Разбитая, обессиленная, она прилегла на ворох кукурузных листьев, стала умащиваться, укрываться с боков и сверху. Долго ворошила, перекладывала листья, охапку положила под голову, другую нагребла на себя, свернулась на боку, подтянув колени к самому подбородку, и затихла. Уснула она не сразу, долго всхлипывала, прерывисто дышала, на короткое время ее охватывало полузабытье, и она отдыхала. Только к полуночи вконец измаянную Марию охватил спасительный сон… В эти недолгие часы перед ней в отрывочных, то сладких, то горестных сновидениях промелькнула почти вся ее жизнь…

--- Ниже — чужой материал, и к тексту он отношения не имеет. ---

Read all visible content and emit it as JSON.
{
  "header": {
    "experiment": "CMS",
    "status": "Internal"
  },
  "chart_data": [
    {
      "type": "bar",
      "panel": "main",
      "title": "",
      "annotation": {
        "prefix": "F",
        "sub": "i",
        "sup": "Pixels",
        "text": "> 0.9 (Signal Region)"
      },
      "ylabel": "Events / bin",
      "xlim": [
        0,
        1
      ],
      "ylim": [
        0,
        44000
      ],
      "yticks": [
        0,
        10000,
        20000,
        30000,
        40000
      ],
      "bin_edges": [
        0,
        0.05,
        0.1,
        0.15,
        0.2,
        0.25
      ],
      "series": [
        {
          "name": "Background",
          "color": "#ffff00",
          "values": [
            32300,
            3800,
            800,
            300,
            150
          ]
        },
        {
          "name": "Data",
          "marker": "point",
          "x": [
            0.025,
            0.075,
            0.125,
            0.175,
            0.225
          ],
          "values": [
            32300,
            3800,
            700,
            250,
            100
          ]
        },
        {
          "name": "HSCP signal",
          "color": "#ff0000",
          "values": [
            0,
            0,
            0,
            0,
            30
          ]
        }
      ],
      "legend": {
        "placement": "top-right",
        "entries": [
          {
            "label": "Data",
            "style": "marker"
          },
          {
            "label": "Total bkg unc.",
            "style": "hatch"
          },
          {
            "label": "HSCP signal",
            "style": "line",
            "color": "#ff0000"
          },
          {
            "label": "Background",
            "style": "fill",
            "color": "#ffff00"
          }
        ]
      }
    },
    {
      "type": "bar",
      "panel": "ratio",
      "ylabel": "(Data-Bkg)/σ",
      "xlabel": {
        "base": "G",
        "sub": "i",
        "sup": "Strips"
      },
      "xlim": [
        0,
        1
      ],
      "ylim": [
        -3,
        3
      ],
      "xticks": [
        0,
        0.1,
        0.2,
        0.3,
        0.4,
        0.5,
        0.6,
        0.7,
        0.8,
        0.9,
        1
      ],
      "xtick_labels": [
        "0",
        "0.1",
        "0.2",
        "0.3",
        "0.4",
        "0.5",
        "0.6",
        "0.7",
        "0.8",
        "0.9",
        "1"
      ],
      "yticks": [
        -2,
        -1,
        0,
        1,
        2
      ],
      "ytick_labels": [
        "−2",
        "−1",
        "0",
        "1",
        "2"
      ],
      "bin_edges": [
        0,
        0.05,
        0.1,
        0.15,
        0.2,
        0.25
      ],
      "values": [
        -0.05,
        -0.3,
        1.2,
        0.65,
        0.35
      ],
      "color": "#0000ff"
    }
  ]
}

Ей снилось, что она летит по теплому весеннему воздуху над зелеными, испещренными темными межами полями и у самой дороги узнает свое поле, на котором стоит ее отец, не такой худой, заросший рыжеватой щетиной, каким он был, когда его расстреливали белогвардейцы, а совсем молодой и красивый. Ветер шевелит его кудрявые волосы, он машет рукой, зовет Марию к себе, а она улыбается и не хочет спускаться на землю, потому что ей приятно, не чувствуя веса своего тела, легкой птицей парить над землей, видеть голубой извив речушки, и вербы на берегах, и стога сена, и белые, будто игрушечные, домики хутора…
Потом, после какого-то темного, томительного провала, Мария вдруг увидела пламя. Она застонала во сне, подумав, что это горит хутор, но это было пламя пионерского костра на берегу речки, и вокруг костра танцевали мальчики и девочки в красных галстуках, и она сама, двенадцатилетняя Маша, тоже держала кого-то за руку, пела веселую песню, и ей было так радостно и хорошо, что она хотела обнять всех: и учителей, стоявших под вербой, и высокого, ладного пионервожатого Ваню, который позже, через шесть лет, стал ее мужем, и хуторских мальчишек и девчонок, здоровых, румяных, чисто одетых. Они все смеялись, пели, плясали, и все увидели, как на востоке, за речкой, за зелеными лугами, теплая, лучистая, загорается алая утренняя заря. Но оказалось, что это вовсе не заря, а огромный, прозрачный, охвативший полнеба значок, и оттуда, из алой зари, — все увидели — улыбается живой Ленин…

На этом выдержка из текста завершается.